The anointing of Yammer as the winner of TechCrunch50 has raised questions about how the startup-launch conference operates. Michael Arrington, the founder of TechCrunch, has made much of the fact that he and fellow event organizer Jason Calacanis don't charge startups to present at the show, as established rival Demo does. But people who attended the show are saying behind his back that the contest was rigged in favor of a pet startup of Arrington's with ties to one of the event's sponsors.Yammer is a business-friendly copy of Twitter. It's an offshoot of Geni, a Web-based genealogy site started by former PayPal COO David Sacks, which raised $100 million in venture capital last year. TechCrunch50's prize panel, composed of Arrington and a few TechCrunch insiders (shown here, in a spy photo taken at the event), passed over more promising startups like FitBit, the maker of a wellness-monitoring gadget. Quality aside, a sense of fairness might have led Arrington to give Yammer the skip: Neither Sacks nor Geni needed the $50,000 prize. Arrington's crush on Geni has been obvious since before its launch. (Most recently, he claimed Geni had close to a million visitors a month in August; according to a link to Compete.com Arrington himself included in his writeup, it's actually 400,000, a fraction of the audience enjoyed by established genealogy sites like Ancestry.com and MyHeritage.) The problem with events like this is no one is unconflicted. But Sacks is in particularly deep: His former boss at PayPal, Peter Thiel, now runs VC firm Founders Fund, one of TechCrunch50's sponsors. Arrington has long been rumored to favor startups backed by the VCs who sponsor his event. He brags that he doesn't charge startups directly to appear on stage. But he seems to like to have them in his pocket, one way or another.

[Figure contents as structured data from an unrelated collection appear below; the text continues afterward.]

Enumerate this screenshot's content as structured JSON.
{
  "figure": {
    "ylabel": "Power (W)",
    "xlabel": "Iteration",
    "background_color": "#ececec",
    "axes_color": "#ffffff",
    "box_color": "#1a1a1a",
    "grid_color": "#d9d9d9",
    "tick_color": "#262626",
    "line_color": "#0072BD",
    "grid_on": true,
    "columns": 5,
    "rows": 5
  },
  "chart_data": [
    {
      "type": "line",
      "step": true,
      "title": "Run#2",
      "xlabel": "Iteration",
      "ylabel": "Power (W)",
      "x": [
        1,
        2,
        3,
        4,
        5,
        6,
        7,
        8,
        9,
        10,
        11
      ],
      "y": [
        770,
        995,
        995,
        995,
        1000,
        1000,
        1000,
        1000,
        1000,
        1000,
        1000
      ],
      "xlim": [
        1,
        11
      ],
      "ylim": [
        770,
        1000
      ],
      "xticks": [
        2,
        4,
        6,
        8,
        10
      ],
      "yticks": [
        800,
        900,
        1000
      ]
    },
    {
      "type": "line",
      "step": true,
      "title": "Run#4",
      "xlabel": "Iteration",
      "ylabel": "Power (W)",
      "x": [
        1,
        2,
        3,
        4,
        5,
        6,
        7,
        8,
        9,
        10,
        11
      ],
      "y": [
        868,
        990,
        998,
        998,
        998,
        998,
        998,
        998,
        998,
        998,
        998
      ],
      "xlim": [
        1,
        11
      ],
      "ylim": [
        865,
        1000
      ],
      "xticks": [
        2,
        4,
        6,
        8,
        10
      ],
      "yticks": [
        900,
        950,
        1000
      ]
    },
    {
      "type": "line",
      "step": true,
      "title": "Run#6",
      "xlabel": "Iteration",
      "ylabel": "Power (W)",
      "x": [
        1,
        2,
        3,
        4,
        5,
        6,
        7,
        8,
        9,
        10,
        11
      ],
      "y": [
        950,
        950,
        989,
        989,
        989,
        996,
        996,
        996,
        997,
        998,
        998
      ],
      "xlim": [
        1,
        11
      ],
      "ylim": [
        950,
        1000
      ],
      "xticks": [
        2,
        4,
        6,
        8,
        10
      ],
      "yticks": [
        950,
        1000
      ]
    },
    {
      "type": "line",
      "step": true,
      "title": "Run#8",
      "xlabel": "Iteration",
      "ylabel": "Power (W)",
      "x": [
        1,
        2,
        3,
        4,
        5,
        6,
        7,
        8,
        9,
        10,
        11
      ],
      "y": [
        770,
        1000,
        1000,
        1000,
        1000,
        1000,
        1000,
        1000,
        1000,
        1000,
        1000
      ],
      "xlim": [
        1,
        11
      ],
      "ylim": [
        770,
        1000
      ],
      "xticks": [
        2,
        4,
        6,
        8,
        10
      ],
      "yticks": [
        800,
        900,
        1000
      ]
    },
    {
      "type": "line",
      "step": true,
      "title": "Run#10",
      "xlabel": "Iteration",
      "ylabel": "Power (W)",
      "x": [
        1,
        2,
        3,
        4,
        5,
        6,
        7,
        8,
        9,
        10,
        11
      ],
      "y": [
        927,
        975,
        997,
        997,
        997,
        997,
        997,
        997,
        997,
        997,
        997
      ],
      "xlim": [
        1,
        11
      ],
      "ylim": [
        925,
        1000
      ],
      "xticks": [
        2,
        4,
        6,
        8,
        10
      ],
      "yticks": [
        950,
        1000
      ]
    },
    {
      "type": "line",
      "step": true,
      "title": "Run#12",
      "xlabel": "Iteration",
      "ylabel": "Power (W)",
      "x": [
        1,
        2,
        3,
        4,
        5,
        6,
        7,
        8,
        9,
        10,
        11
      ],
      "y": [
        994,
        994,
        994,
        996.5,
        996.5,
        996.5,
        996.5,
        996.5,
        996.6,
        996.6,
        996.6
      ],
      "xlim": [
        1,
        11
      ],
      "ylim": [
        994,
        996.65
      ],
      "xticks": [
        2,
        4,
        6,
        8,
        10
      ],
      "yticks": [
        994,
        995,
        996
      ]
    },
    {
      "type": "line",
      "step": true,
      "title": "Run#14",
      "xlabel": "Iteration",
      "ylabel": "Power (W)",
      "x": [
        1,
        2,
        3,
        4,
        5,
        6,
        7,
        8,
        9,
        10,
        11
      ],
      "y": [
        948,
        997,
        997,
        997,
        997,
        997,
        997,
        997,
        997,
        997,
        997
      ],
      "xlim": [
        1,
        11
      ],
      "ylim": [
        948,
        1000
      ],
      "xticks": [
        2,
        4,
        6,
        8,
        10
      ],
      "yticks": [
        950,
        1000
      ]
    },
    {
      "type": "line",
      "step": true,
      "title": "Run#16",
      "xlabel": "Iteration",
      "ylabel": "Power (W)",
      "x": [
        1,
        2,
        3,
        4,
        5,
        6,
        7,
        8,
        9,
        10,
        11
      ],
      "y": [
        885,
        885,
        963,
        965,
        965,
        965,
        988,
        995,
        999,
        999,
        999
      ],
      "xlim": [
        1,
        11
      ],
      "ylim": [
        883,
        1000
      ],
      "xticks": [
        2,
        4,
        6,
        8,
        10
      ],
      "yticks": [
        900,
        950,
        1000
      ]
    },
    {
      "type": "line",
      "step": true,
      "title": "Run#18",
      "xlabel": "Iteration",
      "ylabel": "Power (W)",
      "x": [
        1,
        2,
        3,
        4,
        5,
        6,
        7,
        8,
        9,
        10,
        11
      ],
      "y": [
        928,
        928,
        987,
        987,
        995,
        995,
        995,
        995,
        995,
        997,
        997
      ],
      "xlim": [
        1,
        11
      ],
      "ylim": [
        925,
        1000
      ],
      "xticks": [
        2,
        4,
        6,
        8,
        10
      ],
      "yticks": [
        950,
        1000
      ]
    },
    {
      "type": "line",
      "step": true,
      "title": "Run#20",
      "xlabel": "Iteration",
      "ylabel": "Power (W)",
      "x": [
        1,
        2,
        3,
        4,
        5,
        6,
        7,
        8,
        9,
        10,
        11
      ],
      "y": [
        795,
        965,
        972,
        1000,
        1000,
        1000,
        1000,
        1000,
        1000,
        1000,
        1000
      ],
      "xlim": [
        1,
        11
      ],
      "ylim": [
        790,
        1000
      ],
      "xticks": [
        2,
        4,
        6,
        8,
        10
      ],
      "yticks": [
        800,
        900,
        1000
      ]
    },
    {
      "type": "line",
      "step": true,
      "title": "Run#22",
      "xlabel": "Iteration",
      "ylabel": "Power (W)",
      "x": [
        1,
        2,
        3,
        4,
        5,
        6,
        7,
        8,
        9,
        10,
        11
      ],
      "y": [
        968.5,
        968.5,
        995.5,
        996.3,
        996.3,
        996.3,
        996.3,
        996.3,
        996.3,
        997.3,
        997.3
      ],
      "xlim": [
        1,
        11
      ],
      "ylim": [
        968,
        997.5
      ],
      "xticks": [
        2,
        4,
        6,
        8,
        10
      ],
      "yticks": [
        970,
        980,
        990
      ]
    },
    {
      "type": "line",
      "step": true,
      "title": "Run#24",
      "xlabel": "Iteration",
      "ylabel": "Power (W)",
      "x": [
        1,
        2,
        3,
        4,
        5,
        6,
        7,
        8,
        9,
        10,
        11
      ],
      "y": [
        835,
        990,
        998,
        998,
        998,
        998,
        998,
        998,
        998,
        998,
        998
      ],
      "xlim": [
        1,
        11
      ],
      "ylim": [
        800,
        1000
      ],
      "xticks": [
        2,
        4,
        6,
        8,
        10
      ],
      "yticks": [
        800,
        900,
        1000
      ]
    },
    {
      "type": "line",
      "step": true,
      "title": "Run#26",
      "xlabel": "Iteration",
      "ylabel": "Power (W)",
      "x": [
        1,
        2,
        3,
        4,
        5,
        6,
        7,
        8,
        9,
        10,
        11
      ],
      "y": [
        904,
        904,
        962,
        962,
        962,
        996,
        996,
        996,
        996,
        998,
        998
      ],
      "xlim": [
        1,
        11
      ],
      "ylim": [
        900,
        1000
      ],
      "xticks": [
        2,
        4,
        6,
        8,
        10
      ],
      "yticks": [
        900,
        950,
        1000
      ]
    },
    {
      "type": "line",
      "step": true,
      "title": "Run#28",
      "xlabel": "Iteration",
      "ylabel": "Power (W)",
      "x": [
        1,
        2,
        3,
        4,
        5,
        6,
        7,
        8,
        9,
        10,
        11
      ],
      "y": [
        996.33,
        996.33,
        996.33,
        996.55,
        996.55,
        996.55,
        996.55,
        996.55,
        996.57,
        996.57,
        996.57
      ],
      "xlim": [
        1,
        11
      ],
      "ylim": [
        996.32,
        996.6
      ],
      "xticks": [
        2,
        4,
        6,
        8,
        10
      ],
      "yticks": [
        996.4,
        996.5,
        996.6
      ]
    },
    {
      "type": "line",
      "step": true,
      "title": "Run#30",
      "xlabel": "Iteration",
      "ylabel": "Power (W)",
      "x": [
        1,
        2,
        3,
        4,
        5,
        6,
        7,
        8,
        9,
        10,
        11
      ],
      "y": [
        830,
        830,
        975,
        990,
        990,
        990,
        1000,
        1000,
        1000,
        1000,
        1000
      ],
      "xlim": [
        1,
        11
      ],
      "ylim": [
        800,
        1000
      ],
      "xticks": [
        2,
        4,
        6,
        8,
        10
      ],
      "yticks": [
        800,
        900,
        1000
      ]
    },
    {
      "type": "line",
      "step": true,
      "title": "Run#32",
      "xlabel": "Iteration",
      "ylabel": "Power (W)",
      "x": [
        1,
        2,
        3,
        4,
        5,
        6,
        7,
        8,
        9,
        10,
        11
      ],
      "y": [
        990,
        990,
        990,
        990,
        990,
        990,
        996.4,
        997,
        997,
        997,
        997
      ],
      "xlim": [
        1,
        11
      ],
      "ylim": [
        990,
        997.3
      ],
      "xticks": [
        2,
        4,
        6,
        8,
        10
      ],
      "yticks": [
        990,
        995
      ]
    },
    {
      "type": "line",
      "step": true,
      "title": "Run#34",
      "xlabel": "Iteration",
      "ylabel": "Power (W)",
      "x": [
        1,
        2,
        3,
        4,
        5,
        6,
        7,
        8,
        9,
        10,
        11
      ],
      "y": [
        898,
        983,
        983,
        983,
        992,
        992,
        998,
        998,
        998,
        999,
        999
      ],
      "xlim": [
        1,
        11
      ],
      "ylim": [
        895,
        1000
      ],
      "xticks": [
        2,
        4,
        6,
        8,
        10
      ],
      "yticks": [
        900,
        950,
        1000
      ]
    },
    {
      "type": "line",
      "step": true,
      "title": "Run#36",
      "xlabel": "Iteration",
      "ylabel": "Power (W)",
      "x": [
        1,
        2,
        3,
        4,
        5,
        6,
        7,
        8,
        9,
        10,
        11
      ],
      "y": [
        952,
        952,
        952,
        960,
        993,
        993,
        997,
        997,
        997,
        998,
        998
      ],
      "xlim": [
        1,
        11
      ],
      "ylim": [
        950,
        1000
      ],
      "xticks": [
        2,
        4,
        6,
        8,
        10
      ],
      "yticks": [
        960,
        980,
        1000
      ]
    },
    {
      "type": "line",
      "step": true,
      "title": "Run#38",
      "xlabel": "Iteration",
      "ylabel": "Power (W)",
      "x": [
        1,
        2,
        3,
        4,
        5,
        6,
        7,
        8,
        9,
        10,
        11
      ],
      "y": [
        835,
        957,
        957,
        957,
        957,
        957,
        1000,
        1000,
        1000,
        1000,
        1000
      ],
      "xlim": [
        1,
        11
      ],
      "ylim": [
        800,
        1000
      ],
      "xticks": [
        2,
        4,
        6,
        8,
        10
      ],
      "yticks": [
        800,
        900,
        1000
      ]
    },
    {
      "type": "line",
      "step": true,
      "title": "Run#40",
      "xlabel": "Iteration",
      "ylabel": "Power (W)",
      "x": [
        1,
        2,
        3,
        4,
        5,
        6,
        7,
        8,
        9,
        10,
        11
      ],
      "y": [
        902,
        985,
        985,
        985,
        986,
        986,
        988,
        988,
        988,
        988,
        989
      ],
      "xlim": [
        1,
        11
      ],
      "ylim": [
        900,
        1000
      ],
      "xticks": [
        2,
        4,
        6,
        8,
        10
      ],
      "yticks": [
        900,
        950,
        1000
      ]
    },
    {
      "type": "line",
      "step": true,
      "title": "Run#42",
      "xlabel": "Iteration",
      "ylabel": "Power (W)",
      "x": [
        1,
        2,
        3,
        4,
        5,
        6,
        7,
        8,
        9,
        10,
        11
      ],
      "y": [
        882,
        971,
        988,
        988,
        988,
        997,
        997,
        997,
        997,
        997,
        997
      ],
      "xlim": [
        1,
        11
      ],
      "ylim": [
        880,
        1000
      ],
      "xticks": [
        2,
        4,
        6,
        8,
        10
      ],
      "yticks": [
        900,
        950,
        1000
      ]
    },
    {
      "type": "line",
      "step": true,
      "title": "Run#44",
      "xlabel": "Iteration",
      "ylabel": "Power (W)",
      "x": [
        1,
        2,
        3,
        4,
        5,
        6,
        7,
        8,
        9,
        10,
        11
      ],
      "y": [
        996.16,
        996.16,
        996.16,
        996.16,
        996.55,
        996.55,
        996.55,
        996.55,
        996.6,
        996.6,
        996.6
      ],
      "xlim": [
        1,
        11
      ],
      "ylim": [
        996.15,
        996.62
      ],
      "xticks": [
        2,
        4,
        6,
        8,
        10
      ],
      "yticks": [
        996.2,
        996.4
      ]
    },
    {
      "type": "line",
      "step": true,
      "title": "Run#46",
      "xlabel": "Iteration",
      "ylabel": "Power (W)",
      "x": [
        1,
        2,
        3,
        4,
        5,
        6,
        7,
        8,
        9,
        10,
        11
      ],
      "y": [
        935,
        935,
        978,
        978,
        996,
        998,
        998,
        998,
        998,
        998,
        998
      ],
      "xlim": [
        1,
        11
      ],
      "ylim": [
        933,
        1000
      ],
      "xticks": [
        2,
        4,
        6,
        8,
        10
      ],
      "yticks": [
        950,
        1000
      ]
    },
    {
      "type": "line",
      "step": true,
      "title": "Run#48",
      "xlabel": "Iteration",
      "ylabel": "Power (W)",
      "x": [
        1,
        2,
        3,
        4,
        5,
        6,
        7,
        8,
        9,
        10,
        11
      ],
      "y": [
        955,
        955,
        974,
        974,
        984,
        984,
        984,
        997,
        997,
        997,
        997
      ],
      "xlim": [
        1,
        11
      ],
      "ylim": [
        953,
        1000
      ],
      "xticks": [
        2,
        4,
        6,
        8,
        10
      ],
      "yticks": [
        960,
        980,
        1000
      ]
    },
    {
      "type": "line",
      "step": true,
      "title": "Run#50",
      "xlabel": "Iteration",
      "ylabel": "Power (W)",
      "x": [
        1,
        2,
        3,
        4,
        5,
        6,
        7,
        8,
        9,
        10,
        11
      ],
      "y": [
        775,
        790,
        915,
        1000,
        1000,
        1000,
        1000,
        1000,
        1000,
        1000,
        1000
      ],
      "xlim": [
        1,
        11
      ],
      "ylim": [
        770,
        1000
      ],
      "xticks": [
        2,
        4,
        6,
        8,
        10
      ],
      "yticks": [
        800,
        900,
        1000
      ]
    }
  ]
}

Loïc Le Meur, Segway instructor

Jackson West · 09/11/08 02:26AM

Please tell me someone has pictures of Seesmic founder Loïc Le Meur giving small-time technology investor Michael Arrington Segway riding lessons outside 330 Ritch for the TechCrunch50 conference's closing party. For now, I'll have to settle for Siqi Chen, left, and Alex Le, right, the guys behind Facebook widget Friends For Sale, at the Plista party at Fluid. Where's the afterparty? It's not at the W or the Four Seasons. Maybe Mahalo chief Jason Calacanis is drinking responsibly tonight and has turned in early, but I'm pretty sure Arrington is up drinking scotch somewhere.

Michael Arrington almost made to wait in line with plebes

Jackson West · 09/10/08 11:24PM

TechCrunch founder Michael Arrington just wants to get a scotch and hit on girls at the Seesmic party at 330 Rich, but ended up stuck in the multi-hour-long line outside the closing night party. Dutiful Seesmic founder Loïc Le Meur personally came out to escort him past the velvet ropes. For a second there, people might have come to the conclusion that TechCrunch50 was some kind of democracy.